Il arracha la porte de ses gonds et la
lança au loin. Une fois dans la cour, il
empoigna un oranger, le déracina et
l'agita comme un éventail pour chasser
les fameux moustiques-maringouins.
Comme un vent violent se déchaîna
soudainement et éteignit le charbon de
bois sur lequel était posé la marmite du
grillot de cochon, Brise-Montagne prit la
viande à pleines mains et l'avala toute
crue. Il éructa, se cura les dents et
entraîna sa mère dans une danse endiablée. Puis empoignant le tambour de son père, il
frappa si fort que celui-ci se brisa en mille morceaux. Fou de colère, il cogna les murs de
la maison qui s'écroulèrent, blidip !
Il lui fallait prendre la route, quitter sa mère, vivre sa vie.
Alors, il enfourcha l'âne de son père qui s'effondra sous son poids, il enfourcha le cheval
de son père qui s'effondra de même et prit la route sur ses deux pieds. D'un pas il
franchit un morne ; d'un autre il en franchit deux. Lorsqu'il posait le pied sur une colline,
il l'aplatissait comme une galette. Lorsqu'il tapait du pied, la terre se fendait et
provoquait un glissement de terrain. Arrivé au lac Azuéï, il mit les pieds dans l'eau et le
lac déborda, inonda les terres environnantes et emporta les pêcheurs, leurs nasses et
leurs barques.
Dans une des rues de Gonaïves, il aborda un cordonnier et lui commanda une paire de
sandales. Comme rien n'était à sa mesure, même une paire de sandales fabriquée dans
deux peaux de vaches était encore trop petite pour lui. Il entra chez un forgeron et lui
acheta des sandales en fer. Il les chaussa – le fer était encore brûlant – et s'en alla se rafraîchir les pieds en les trempant dans l'océan. Un grand remou, suivi d'une vague
monstrueuse, ft couler tous les bateaux du port.

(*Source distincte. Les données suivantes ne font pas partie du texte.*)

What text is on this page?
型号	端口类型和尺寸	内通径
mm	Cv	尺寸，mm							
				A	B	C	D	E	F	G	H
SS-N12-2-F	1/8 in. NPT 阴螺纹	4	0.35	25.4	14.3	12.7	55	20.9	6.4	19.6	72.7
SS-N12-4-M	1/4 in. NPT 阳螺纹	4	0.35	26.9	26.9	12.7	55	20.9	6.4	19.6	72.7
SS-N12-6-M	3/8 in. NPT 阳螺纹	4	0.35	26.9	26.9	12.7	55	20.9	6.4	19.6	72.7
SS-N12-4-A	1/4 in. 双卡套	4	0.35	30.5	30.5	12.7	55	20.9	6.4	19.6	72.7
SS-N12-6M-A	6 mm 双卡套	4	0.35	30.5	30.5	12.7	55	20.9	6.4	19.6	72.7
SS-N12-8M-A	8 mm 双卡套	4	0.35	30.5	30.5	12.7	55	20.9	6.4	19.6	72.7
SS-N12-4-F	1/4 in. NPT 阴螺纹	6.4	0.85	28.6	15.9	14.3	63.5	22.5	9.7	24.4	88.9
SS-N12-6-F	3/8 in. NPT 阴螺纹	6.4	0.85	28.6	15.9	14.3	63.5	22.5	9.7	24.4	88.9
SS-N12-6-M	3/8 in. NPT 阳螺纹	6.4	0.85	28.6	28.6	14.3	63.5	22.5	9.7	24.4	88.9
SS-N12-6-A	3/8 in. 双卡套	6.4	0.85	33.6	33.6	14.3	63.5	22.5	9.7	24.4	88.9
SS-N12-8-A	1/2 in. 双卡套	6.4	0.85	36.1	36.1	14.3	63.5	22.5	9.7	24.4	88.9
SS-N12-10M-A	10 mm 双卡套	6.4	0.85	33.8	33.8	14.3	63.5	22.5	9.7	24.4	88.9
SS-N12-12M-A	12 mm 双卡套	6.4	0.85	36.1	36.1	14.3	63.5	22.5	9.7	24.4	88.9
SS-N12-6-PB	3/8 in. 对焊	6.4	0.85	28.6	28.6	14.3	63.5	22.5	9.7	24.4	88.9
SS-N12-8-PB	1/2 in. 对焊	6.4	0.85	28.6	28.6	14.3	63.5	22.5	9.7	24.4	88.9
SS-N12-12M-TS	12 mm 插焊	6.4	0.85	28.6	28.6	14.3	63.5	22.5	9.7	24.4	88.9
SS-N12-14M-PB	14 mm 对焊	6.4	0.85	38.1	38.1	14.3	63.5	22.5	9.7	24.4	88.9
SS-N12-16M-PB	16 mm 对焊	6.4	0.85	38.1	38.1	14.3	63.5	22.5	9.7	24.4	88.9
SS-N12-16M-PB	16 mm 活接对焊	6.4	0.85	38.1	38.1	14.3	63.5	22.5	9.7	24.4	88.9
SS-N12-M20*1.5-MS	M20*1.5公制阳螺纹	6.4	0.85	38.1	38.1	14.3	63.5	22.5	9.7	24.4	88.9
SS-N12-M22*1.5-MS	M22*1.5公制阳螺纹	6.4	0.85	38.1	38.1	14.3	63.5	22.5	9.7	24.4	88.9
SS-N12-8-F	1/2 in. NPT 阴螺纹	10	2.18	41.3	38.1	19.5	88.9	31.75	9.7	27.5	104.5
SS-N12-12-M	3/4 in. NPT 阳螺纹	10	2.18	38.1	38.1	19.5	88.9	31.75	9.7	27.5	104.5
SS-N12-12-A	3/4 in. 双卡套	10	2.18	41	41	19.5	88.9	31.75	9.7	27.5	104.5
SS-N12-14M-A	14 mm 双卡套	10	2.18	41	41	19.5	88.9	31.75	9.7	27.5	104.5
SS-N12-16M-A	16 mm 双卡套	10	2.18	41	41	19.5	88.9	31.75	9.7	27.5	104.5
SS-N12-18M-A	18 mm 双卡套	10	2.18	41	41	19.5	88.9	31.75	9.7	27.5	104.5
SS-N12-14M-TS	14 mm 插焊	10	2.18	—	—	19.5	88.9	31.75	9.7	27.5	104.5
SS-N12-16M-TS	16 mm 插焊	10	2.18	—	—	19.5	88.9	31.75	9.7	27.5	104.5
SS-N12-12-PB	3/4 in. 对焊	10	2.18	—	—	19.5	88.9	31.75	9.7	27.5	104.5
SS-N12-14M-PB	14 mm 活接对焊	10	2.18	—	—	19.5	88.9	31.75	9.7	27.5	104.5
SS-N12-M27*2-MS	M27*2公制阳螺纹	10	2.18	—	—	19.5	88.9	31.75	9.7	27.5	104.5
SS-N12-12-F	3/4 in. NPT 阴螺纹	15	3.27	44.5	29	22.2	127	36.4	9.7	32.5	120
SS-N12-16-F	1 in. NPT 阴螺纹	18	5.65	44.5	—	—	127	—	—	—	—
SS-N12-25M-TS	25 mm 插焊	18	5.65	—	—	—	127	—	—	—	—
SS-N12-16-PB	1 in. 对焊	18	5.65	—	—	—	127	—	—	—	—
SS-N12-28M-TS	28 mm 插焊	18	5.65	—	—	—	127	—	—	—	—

On entendit Brise-Montagne hurler, en frappant son buste comme l'aurait fait Tarzan :
- Aooouuuuuu, je suis le plus gros des gros nègres ! (Sachant que le plus gros des gros
nègres est certainement le plus grand). Et je ne dis que la vérité vraie !
Juste à cet instant, un tout petit oiseau laissa tomber un tout petit grain de maïs sur le
bout de son nez. Brise-Montagne s'écroula sous le poids du choc, s'étala de tout son
long, incapable de se relever. Son visage se décomposa et il éclata en sanglots en
criant :
- Ma man-man !!!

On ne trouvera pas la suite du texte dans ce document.